The editor had great pleasure to work with Antony in his first posting at DEFENCE Magazine in 1982, Antony was already established as a foremost commentator on naval issues. Latterly, in 1985, he formed NAVINT, the international naval newsletter with Desmond Wettern the Daily Telegraph, naval correspondent. Together they formed an indomitable duo commenting on international naval issues putting fear into governments and industry alike. Antony served on the Falklands Parliamentary Review Committee in 1982 under the chairmanship of Sir Humphrey Atkins. He told me of one interviewee, a logistics specialist who spent his whole interview on the amount of rubber the Royal Marines had expended on their trainers whilst running round HMS Canberra!
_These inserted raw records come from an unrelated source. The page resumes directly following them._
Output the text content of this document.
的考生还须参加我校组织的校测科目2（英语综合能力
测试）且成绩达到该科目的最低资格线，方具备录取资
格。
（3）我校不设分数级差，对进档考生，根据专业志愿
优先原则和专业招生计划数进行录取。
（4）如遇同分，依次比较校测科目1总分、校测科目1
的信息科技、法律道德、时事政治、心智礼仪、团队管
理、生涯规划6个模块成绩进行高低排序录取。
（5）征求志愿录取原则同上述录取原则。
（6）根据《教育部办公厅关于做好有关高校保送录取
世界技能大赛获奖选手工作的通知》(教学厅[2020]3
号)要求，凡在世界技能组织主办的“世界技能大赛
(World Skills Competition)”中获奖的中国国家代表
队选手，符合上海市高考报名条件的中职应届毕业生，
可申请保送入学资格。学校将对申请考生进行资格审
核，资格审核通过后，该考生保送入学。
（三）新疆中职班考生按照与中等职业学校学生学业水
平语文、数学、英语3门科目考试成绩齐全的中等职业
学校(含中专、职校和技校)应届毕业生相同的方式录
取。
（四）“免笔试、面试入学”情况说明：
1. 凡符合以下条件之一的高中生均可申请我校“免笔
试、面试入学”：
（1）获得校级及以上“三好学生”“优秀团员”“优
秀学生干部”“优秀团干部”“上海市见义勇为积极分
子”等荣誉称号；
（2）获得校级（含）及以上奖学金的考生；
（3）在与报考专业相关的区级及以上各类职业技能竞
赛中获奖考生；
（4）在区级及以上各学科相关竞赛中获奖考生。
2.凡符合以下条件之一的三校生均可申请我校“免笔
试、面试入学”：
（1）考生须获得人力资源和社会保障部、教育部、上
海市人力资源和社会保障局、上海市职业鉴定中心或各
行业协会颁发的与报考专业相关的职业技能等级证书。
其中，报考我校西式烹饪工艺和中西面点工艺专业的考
Humphrey Atkins remarked, “Me thinks the fox has got away!” Latterly Antony and the committee got their own back when a Brigadier was asked about why the 81mm mortar baseplates cracked on firing (they had never been tested at full charge prior to deployment) as his final question. “Ah the mortars he said and proceeded to admit the problems!” (The information had been passed to the Editor by a serving soldier and then on to Antony)
As well as running NAVINT, Antony wrote a number of best selling naval books and edited Brassey’s Annual ‘WARSHIP’ which rivaled Jane’s as a source of naval knowledge. Sadly for Antony Desmond died early in NAVINT’s life and after that, and with the death of his son William, form which he never recovered, he found it increasingly difficult to keep going given his other commitments, he was also hit by the illness of deputy editor George Horvath. Antony was the naval editor for BATTLESPACE until his death and he will be greatly missed for his knowledge and out of hours fun.
Mark Hewish was probably the most undersung of military journalists. A very quiet man with a huge intellect, he spent much of his time at seminars writing about new technologies. Based in the US with his wife Linda for the last ten years, he was a mainstay of Jane’s International Defence Review’s US and international coverage. His will be a difficult act to follow.